Forty-seven percent of the companies participating in this year’s study expect to move cash management business among providers in the next 12 months. Although that share is down slightly from 2016, the fact that nearly half of large U.S. companies are planning to make this change is impressive, given the high switching costs and operational disruptions associated with changing cash management providers. “These turnover numbers are critical to banks, because when a company decides to shift providers it’s not usually a change at the margins. They typically move a meaningful share of their wallet,” says Don Raftery.

One factor contributing to this high turnover is companies’ growing demand for cross-border cash management services. The share of U.S. companies using a provider for international cash management increased for every region covered in the study, with the largest gains coming from Latin America and the Middle East and Africa.

Although this increased demand for cross-border service has been a boon to Japanese banks and other foreign banks offering specialized coverage in their home markets, the primary beneficiaries have been big U.S. banks with robust global networks. Citi, the top cash management provider to U.S. companies in every major geographic region outside the U.S., is likely to capture a sizable amount of this new cross-border business, along with HSBC.

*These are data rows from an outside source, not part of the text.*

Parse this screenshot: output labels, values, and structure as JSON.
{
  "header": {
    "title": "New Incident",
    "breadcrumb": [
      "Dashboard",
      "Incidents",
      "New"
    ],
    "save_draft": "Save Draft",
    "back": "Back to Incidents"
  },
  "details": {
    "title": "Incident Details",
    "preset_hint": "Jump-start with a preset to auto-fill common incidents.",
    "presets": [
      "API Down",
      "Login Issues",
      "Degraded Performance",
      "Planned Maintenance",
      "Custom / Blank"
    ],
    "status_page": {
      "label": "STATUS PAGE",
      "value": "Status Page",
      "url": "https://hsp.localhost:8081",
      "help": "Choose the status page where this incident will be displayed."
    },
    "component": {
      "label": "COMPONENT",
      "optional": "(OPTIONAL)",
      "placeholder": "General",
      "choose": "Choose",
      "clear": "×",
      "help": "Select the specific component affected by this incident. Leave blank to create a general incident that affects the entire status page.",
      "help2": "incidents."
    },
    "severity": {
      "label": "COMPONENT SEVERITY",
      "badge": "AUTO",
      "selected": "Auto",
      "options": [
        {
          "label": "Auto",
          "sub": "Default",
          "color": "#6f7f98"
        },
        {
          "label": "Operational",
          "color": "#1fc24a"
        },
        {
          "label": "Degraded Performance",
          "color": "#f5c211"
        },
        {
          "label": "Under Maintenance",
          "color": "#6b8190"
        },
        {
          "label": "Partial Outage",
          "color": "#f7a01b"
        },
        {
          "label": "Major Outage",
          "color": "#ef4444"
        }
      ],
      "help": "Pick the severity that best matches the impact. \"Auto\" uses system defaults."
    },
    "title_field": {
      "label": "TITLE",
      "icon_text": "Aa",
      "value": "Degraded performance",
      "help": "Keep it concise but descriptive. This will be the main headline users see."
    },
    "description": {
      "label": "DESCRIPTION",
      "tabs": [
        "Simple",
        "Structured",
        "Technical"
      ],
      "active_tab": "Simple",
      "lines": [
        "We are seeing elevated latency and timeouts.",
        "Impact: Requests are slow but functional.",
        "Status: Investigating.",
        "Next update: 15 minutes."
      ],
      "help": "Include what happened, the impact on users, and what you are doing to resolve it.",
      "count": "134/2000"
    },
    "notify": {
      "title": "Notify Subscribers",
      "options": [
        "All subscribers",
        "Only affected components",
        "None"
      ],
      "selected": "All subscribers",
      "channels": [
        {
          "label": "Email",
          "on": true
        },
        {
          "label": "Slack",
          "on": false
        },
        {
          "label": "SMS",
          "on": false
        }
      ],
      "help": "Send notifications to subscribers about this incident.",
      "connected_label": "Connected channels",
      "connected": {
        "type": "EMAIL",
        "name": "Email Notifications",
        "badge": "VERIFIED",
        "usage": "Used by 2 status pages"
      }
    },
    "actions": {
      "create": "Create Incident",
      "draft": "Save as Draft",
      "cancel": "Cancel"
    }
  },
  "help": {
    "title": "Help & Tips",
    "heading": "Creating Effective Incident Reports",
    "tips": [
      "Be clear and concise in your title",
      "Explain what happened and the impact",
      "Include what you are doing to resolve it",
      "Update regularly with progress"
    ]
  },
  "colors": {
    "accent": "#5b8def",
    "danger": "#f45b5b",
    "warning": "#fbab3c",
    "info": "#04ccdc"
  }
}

Meanwhile, companies cite Bank of America Merrill Lynch and J.P. Morgan as most likely to capture the biggest shares of their cash management “money in motion” overall. This will help fortify their positions at the top of this market. About 70% of large U.S. companies use Bank of America Merrill Lynch as a cash management provider—a market penetration score that edges out second place J.P. Morgan at 66%. Wells Fargo is third at 54%, followed by Citi at 46% and HSBC at 33%. These banks are the 2017 Greenwich Share Leaders in U.S. Large Corporate Cash Management. The 2017 Greenwich Quality Leaders in this category are Bank of America Merrill Lynch, J.P. Morgan and Wells Fargo.

Consultants John Colon and Don Raftery specialize in corporate banking, cash management and trade finance services in North America.​


From April through September 2017, Greenwich Associates conducted interviews at U.S.-based companies with $2 billion or more in annual revenue with 464 chief financial officers, treasurers and assistant treasurers and 548 cash management specialists and other financial professionals in cash management. Participants were asked about market trends and their relationships with their banks.